Balingen - Elf Karten wurden verkauft, erzählt Stadthallen-Geschäftsführer Jörn de Haan. Hinzu kamen Tickets aus einem Gewinnspiel. Aber auch die wurden nicht alle abgerufen. Im Gegenteil: zwei Karten wurden zurückgegeben, weil aus rechtlichen und damit finanziellen Gründen auf das Spiel Iran gegen die USA ausgewichen werden musste. "So viel… Luft habe ich noch in keinem Saal erlebt", sagte von Bothmer. Und blieb professionell und gut gelaunt.

Kurzzeitig sei eine Absage des ungewöhnlichen Public Viewings im Raum gestanden, so das Stadthallen-Team.
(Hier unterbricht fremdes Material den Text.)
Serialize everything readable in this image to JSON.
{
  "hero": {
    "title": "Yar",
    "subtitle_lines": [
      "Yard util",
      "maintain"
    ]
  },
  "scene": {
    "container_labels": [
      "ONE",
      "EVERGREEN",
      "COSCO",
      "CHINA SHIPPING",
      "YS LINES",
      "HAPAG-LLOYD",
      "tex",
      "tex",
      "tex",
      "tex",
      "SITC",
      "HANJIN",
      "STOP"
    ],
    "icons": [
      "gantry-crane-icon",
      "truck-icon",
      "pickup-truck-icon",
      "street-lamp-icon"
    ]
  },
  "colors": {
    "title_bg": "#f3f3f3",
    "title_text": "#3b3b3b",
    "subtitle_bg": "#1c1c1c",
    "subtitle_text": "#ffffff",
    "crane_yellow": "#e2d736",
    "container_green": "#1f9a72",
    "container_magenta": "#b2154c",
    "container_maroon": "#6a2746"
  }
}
Doch der Künstler wollte den Abend um jeden Preis bestreiten, reiste acht Stunden lang plus anderthalbstündiger Verspätung aus der Hauptstadt nach Balingen. Bei der Ankunft war er so fertig, dass er erst einmal einen starken Kaffee gebraucht hatte.

Beim Elfmeter lässt er es krachen

Vor dem Anpfiff in Katar plauderte der Pianist augenzwinkernd aus dem Nähkästchen. Etwa über seine besondere Beobachtung, dass er der deutschen Mannschaft schon so manches Mal mit gezielter Taktwahl zum Sieg verholfen habe. Das sagt er mit einem Schmunzeln und verrät weiter, dass er legendäre Stummfilmmusik immer so einsetze, dass sie zu den Szenen auf dem Spielfeld passen. Die Spieler traben lustlos über das Feld? Gesetzte Töne. Ein Elfmeter steht an? Holla, die Waldfee: Von Bothmer haut in die Tasten, dass es kracht.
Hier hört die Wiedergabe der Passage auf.